Just like a little baby showing up in a poopy stable, He burst upon the scene and changed everything forever.

(Oh my goodness, I just realized I am coming up on this being 30 years ago! How did I suddenly get so old?)

It really was like being born again, in the sense that a brand new life started for me that night, and I also had much to grow into. When God again burst into my life within the last decade or so, which ended up with me entering the Secular Carmelites, I learned that a Christmas Eve conversion is something I had in common with St. Therese. I learned how Carmelite-y Advent is.
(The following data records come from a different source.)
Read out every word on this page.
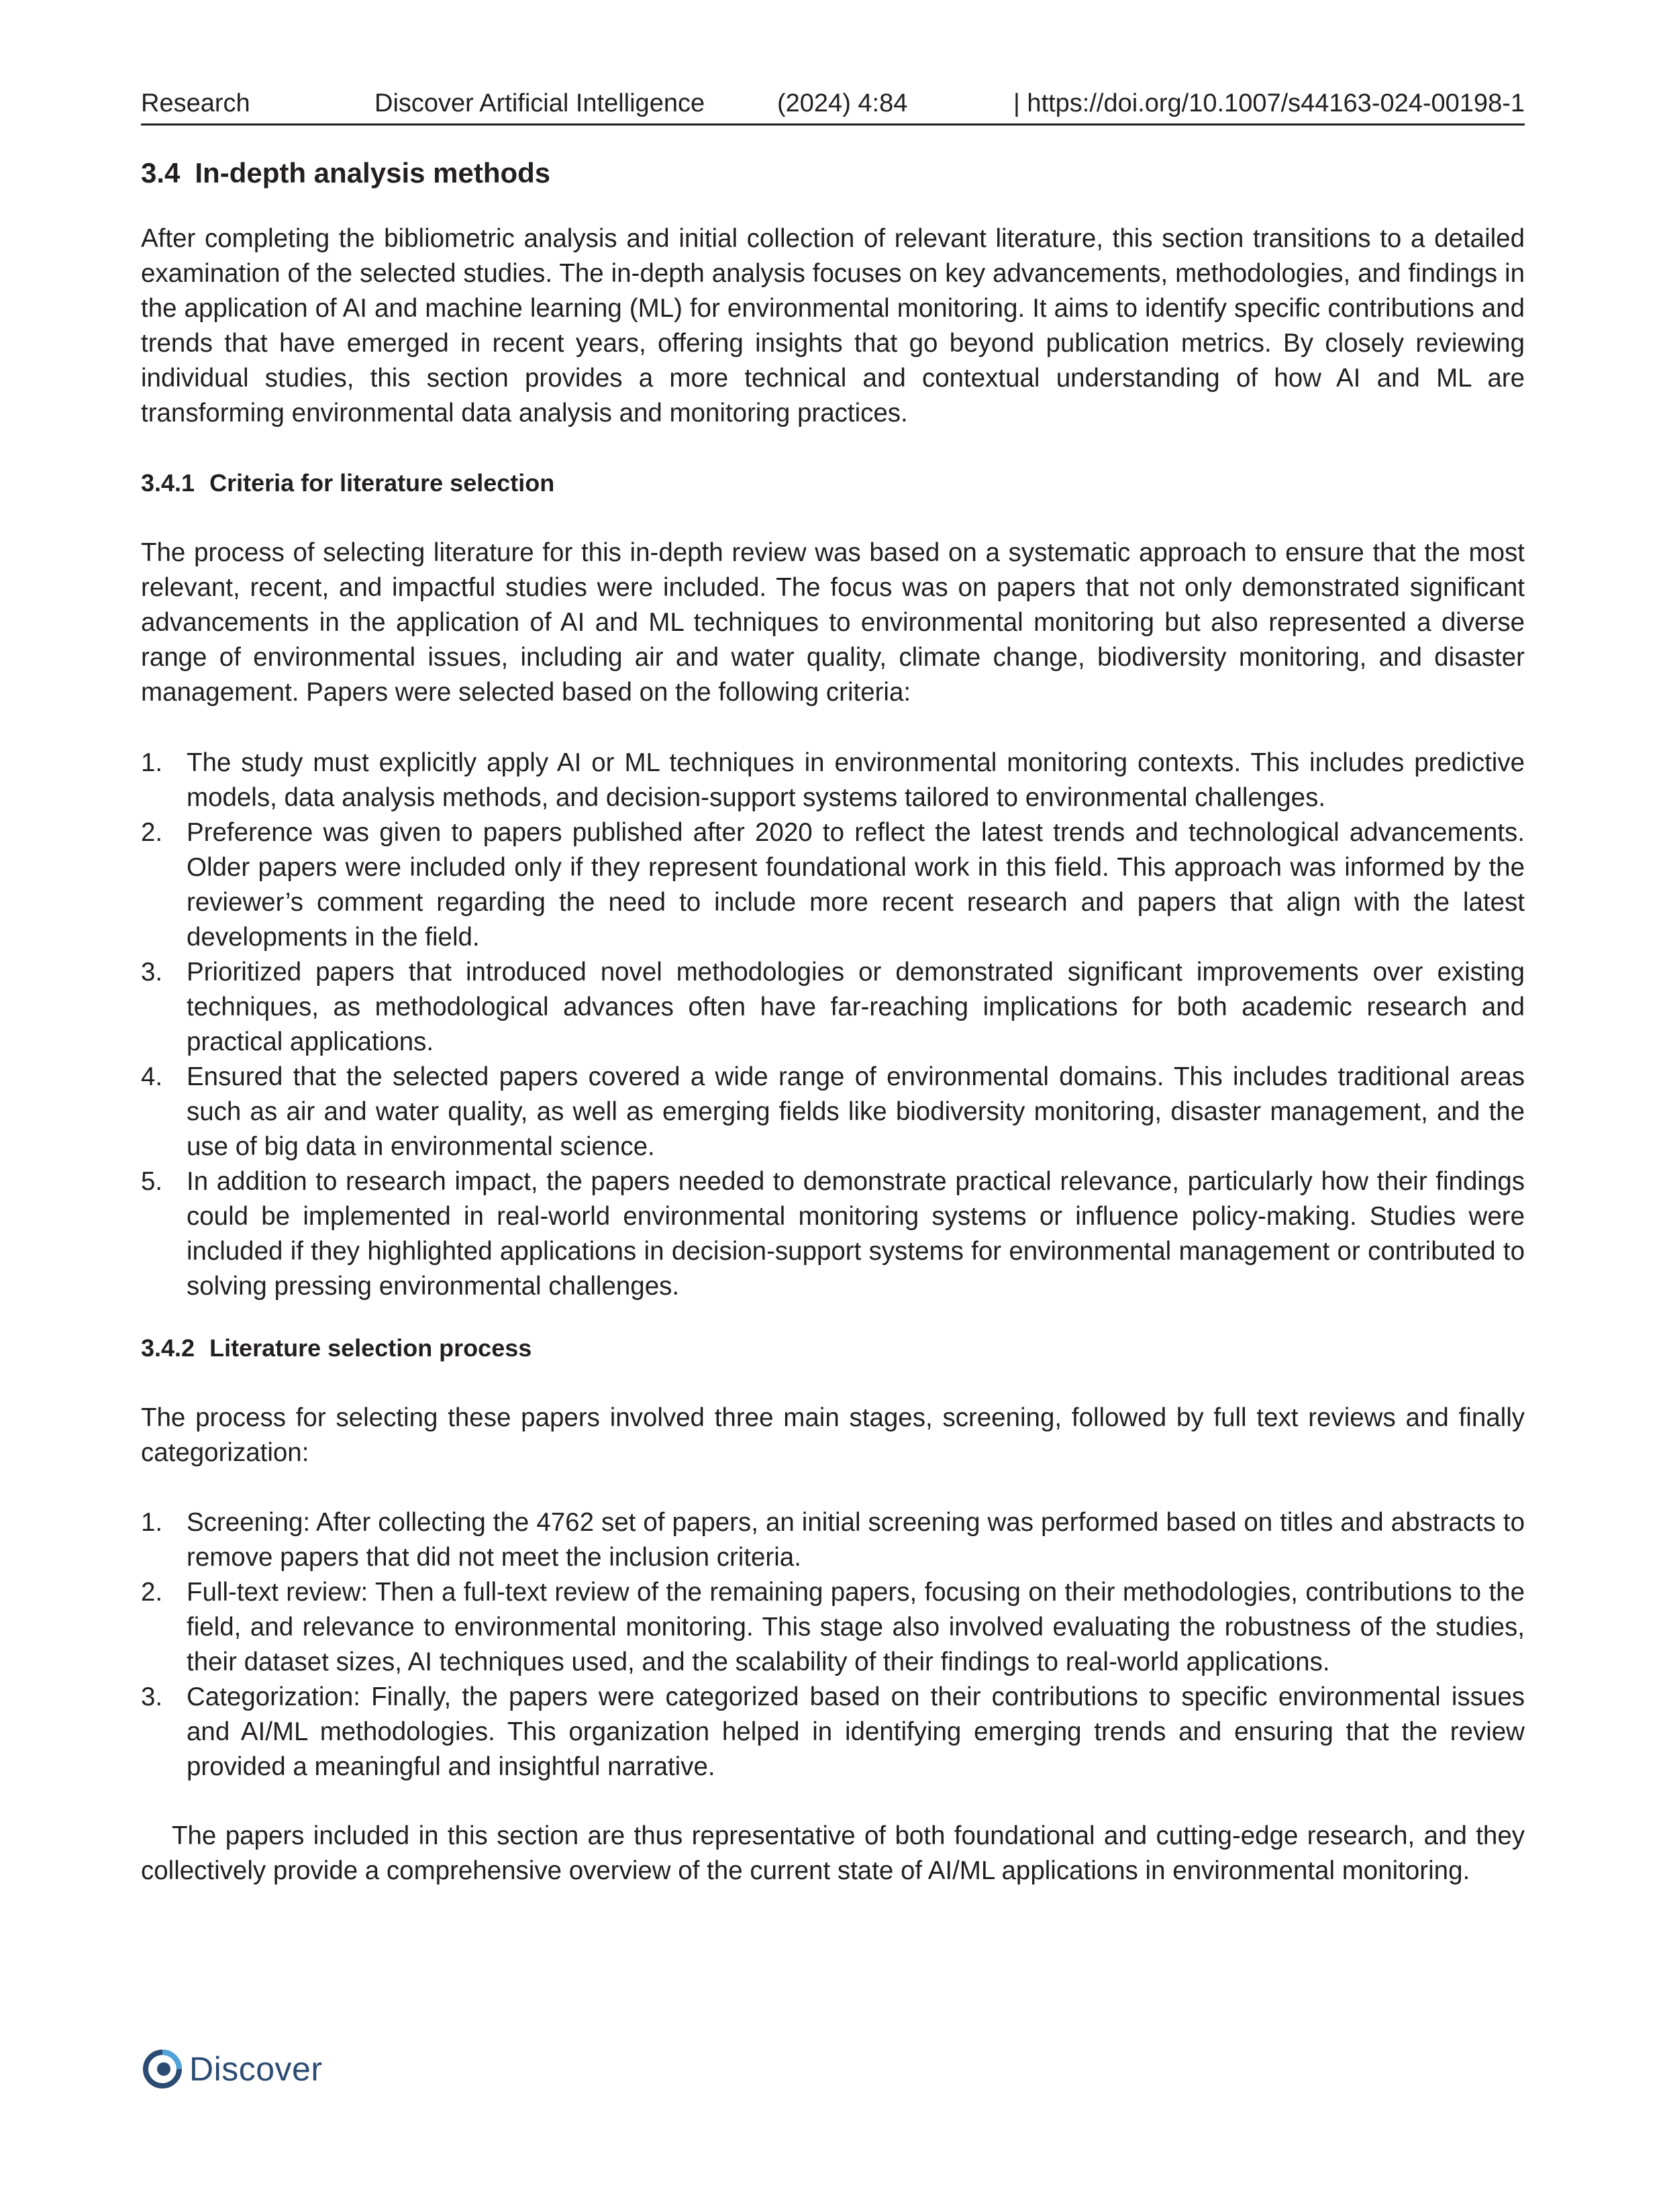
Research	Discover Artificial Intelligence	(2024) 4:84	| https://doi.org/10.1007/s44163-024-00198-1
3.4 In-depth analysis methods

After completing the bibliometric analysis and initial collection of relevant literature, this section transitions to a detailed examination of the selected studies. The in-depth analysis focuses on key advancements, methodologies, and findings in the application of AI and machine learning (ML) for environmental monitoring. It aims to identify specific contributions and trends that have emerged in recent years, offering insights that go beyond publication metrics. By closely reviewing individual studies, this section provides a more technical and contextual understanding of how AI and ML are transforming environmental data analysis and monitoring practices.

3.4.1 Criteria for literature selection

The process of selecting literature for this in-depth review was based on a systematic approach to ensure that the most relevant, recent, and impactful studies were included. The focus was on papers that not only demonstrated significant advancements in the application of AI and ML techniques to environmental monitoring but also represented a diverse range of environmental issues, including air and water quality, climate change, biodiversity monitoring, and disaster management. Papers were selected based on the following criteria:

1. The study must explicitly apply AI or ML techniques in environmental monitoring contexts. This includes predictive models, data analysis methods, and decision-support systems tailored to environmental challenges.
2. Preference was given to papers published after 2020 to reflect the latest trends and technological advancements. Older papers were included only if they represent foundational work in this field. This approach was informed by the reviewer’s comment regarding the need to include more recent research and papers that align with the latest developments in the field.
3. Prioritized papers that introduced novel methodologies or demonstrated significant improvements over existing techniques, as methodological advances often have far-reaching implications for both academic research and practical applications.
4. Ensured that the selected papers covered a wide range of environmental domains. This includes traditional areas such as air and water quality, as well as emerging fields like biodiversity monitoring, disaster management, and the use of big data in environmental science.
5. In addition to research impact, the papers needed to demonstrate practical relevance, particularly how their findings could be implemented in real-world environmental monitoring systems or influence policy-making. Studies were included if they highlighted applications in decision-support systems for environmental management or contributed to solving pressing environmental challenges.
3.4.2 Literature selection process

The process for selecting these papers involved three main stages, screening, followed by full text reviews and finally categorization:

1. Screening: After collecting the 4762 set of papers, an initial screening was performed based on titles and abstracts to remove papers that did not meet the inclusion criteria.
2. Full-text review: Then a full-text review of the remaining papers, focusing on their methodologies, contributions to the field, and relevance to environmental monitoring. This stage also involved evaluating the robustness of the studies, their dataset sizes, AI techniques used, and the scalability of their findings to real-world applications.
3. Categorization: Finally, the papers were categorized based on their contributions to specific environmental issues and AI/ML methodologies. This organization helped in identifying emerging trends and ensuring that the review provided a meaningful and insightful narrative.

The papers included in this section are thus representative of both foundational and cutting-edge research, and they collectively provide a comprehensive overview of the current state of AI/ML applications in environmental monitoring.

Discover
I learned that my call is to be the intercessor that invites the same grace of conversion I have received to be present to souls who, like me, searched without hope of finding, whined after love with a cold, closed, cynical heart, and doubted the value of my own creation. And I realize how it makes me weep when I encounter souls like I was! Oh dear God, I can't stand to witness that pain! It makes me feel so helpless, so powerless, so... desperate! I could wish I had a magic wand to take away this pain, but in this moment I realize I have something that is real, and powerful: I have my own history of God's action in my life. Don't forget, Marie.

The proof of the power of the love of God is now in me. It is my life. It is in my reality. It is in my faith. 

For whoever is begotten by God conquers the world. And the victory that conquers our world is our faith. 1 John 5:4

Faith is the realization of things hoped for, the evidence of things not seen. Hebrews 11:1

Faith calls me, places me, into the community of believers. As a Carmelite, I know that my vocation is ecclesial; is of the Church and belongs to the Church. I also have long had the intuition that there were people of the Church praying for me -- I mean many more than the actually individuals who told me they were, or whom I experienced praying for me. Hidden people prayed for me. I know this.

And now I am one of the hidden people, and I pray for others. I have prayed for decades for the conversion of people's hearts. Some people "specialize" in praying for healing or praying long-term for those walking through difficult situations. My speciality has been to pray for the bottoms of people's hearts to open up to Love, and respond to Love's call to belong to Him. 

What I want most is to know that the people I love know and believe that God loves them, that they deeply respond to that love. This is my joy.

And I am going to keep on reminding myself that human pain is never the end of the story. Love is patient. The Lord Jesus Christ is powerful; He is present; He pursues our hearts and will never give up. Love is not desperate, nor whiny. Jesus is with us and is pursuing us for the long (or short) haul of our entire lives. His presence brings joy, life, peace, healing, truth, beauty. We have only to open to Him, and receive.




Monday, May 07, 2018

A Word to Steubenville's Intercessors

Yesterday during worship a phrase and image came to my mind that I have been praying with, and feel I should share with others, particularly others who are intercessors in and for the community of Steubenville.

Namely, that we need to pray for the conversion of the kingpins in our community.


In craftsman's terms, a kingpin is a main bolt in a central position. Other things pivot (or not) only because of the kingpin. Of course, it also refers to someone who acts like a boss who is essential to the functioning of any kingdom. 

Spiritually speaking, these are the people who are not only in bondage, but who are also in a significant position to hold others back from going forward with the Lord. 

Can we agree to pray for these people? (God knows who they are; we certainly cannot.) Let's pray injections of grace all around them and their lives, that the strongholds operating through them would be weakened, then broken, and that those whose lives they affect would be freed from the power of this bondage. Pray also that those in positions to minister to those being freed would get ready and attuned to what the Lord desires to pour out.